President Obama has landed in Israel this morning, marking the first time he visits the country as president.
"I see this visit as an opportunity to reaffirm the unbreakable bond between our nations, to restate America's unwavering commitment to Israel's security and to speak directly to the people of Israel and to your neighbors," Obama said during a welcoming ceremony at the Tel Aviv airport.
NPR's Larry Abramson, who's at the airport, just spoke to our Newscast unit. He said Obama was welcomed by Israeli President Shimon Peres and Prime Minister Benjamin Netanyahu.
Those leaders reaffirmed the "unbreakable alliance" between the countries, Larry said. "President Obama talked about the similarities between these two countries, how they both came from immigrants who wanted to be free who wanted to set up an independent democracy and to fight in order to do that."
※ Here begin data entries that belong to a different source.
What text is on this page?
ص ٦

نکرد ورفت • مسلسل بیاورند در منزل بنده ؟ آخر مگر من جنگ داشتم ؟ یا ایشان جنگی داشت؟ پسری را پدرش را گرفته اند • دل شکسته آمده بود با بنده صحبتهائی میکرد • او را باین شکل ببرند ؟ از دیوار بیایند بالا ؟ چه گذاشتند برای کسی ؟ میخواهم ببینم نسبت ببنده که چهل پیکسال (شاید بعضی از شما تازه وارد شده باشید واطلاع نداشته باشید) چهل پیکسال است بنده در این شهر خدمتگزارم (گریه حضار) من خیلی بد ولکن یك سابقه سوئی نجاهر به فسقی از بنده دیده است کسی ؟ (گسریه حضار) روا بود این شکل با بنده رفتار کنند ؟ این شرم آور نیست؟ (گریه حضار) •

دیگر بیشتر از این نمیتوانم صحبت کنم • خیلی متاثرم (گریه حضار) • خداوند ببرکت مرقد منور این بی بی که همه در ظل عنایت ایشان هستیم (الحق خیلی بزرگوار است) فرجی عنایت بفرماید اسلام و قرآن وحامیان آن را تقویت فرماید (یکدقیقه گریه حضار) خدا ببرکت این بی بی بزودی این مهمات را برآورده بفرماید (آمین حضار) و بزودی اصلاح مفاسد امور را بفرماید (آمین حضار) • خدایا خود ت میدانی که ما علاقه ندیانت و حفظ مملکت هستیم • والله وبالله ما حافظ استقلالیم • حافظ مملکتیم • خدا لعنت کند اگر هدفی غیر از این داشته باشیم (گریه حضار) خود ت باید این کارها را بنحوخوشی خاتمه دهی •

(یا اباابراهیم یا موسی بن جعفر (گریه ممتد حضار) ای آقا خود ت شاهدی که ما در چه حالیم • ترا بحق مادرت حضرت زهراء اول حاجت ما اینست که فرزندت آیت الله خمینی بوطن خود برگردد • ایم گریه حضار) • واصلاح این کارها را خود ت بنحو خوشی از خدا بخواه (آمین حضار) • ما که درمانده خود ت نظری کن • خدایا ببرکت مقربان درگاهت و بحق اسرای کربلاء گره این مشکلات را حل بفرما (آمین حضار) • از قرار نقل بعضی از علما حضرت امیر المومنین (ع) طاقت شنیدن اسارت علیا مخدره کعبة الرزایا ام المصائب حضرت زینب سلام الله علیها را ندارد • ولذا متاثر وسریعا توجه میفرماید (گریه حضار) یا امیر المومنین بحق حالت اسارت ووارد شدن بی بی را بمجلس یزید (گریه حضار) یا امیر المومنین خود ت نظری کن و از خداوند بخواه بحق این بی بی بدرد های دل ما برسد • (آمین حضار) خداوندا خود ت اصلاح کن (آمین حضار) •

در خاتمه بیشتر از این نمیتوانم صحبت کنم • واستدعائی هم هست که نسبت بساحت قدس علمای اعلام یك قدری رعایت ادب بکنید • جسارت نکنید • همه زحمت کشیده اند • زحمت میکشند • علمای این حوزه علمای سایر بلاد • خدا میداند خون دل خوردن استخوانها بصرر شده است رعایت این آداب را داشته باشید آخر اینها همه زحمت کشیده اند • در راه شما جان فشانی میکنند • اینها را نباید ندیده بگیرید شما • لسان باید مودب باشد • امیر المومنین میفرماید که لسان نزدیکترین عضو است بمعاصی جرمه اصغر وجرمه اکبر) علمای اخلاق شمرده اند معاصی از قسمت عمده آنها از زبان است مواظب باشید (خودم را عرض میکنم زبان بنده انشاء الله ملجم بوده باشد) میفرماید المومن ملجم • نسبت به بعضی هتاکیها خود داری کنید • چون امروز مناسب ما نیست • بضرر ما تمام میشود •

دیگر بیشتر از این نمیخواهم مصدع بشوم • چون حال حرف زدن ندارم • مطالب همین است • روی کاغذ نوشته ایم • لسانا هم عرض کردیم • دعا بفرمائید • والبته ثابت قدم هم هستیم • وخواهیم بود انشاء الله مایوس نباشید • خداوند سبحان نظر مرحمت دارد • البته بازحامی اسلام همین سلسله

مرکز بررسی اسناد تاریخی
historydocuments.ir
Obama is now on his way to tour Israel's Iron Dome, its missile defense system, which the United States has helped fund. Later today, he'll head to Jerusalem and tomorrow, he'll cross into the Ramallah in the West Bank.
The New York Times reports that Obama does not arrive in the region with grand plans to revive stalled peace talks between Israelis and Palestinians.
"Rather, he is seeking to make a connection with the Israeli people, many of whom view him with a jaundiced eye after four years in which he sparred with Mr. Netanyahu over issues like Iran and the Jewish settlements in the West Bank," the Times reports.
The highlight of the trip will be a speech Obama will deliver at the Jerusalem International Convention Center.
The Washington Post reports the president is expected to reassure Israel of the United States' commitment to its security as Israel "seeks to counter threats from Iran and protect its people in the midst of civil war in neighboring Syria."